Making pancakes will help you get the “feel” of working with a sourdough starter. They take a fraction of the time needed for a bread recipe and
produce tasty pancakes.

Water Kefir Recipe

Ready for use in 1-2 days

Water Kefir Culture * (purchase from Cultures for Health)

Glass quart jar
Paper towel or cloth
Rubber band

Day 1

• Fill a quart jar with water leaving 2 inches of space at the top of the jar.
• Add 2 tablespoons sugar, stirring to dissolve.
• Add 20 raisins.
• Add a slice of lemon.
• Add water kefir culture into the quart jar.
• Cover with paper towel or cloth and secure with a rubber band.

Day 2

• When raisins float to the top, around 24 hours later, use a nonmetal spoon to remove raisins and lemon and discard them.

• In cool weather: Re-cover the water kefir drink with the paper towel or cloth and rubber band and ferment for 6 more hours on the counter.

• In warm weather: Put the water kefir drink directly into the refrigerator.

• Cap and store water kefir drink (along with cultures settled at the bottom) in the refrigerator and use as needed taking care not to pour water kefir cultures out of the jar. They will easily just sit on the bottom until you make your next batch.

• Water Kefir drink is now ready to use for Boosted Brown Rice Starter.

Replenishing Your Batch

• When you have used the water kefir liquid down to about an inch in the jar (with cultures still sitting on the bottom) begin a new batch in a new jar adding fresh water, sugar, raisins, and lemon.

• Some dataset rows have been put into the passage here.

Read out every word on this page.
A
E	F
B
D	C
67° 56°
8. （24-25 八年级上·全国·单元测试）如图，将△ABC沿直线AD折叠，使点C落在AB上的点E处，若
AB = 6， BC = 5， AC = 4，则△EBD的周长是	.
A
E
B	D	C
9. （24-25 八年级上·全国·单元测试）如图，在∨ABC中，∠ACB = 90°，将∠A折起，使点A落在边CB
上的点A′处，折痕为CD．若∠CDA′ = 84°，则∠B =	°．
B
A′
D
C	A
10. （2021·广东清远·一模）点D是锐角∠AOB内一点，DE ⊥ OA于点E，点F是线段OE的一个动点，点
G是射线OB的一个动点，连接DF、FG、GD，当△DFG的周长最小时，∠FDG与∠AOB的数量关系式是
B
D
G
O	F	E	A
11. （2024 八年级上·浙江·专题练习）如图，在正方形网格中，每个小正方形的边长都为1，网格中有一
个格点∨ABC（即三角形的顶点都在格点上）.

• Then pour the remaining water kefir drink and water kefir culture into the new jar.

• Cover and ferment as above for Day.

*Purchase Water Kefir at Cultures For Health

Boosted Brown Rice Starter

Ready for use in 3-4 days

Brown rice flour
Water Kefir

Ceramic or glass bowl
Cloth or paper towel
Rubber band

Step 1

• Put one cup of brown rice flour into a ceramic or glass bowl

• Pour in 3/4 cup of water and whisk smooth

• Add 1-2 tablespoons of water kefir and whisk again

• Cover with a cloth or paper towel and secure with a large rubber band

• Leave it on the counter away from drafts or extreme temperatures

Step 2

The key to a healthy starter is regular feedings
of brown rice flour and water

How to Feed:

• Feed 3 times daily, roughly every 8 hours.
• Feed with ¼- ½ cup of flour and slightly less water, whisking smooth and covering

• If you know you won't be able to feed it after 8 hours, put it in the refrigerator after feeding. You won't have to feed it for another 12 hours

• After two days put the starter in a clean bowl (to keep the dry starter from mixing with the fresh starter) and continue feeding

• At around 48 hours the starter should show signs of viability
If you don’t see any bubbles or “hilling”, (when the flour makes a hill) you can add another tablespoon of water kefir

• By the third and fourth days you may see bubbles of different sizes and hear a hissing sound when stirring

Your starter is now ready for pancakes.

Gluten Free Sourdough Pancakes

Since buckwheat, teff, quinoa or oat flour will give the pancakes some needed density (a pure rice flour starter tends to be on the thin, soupy side) have the last feeding of the starter be 1/4 - 1/2 cup of one of those flours plus a little less water. Let ferment 7 hours.

Yield: 4 pancakes

Ingredients for 4 pancakes
1 cup boosted brown rice starter (including the last feeding of buckwheat or other flour plus slightly less water
1 tablespoon oil, melted butter or fat
A large pinch of salt
1-2 tablespoons freshly ground flax seed (grind in a coffee grinder)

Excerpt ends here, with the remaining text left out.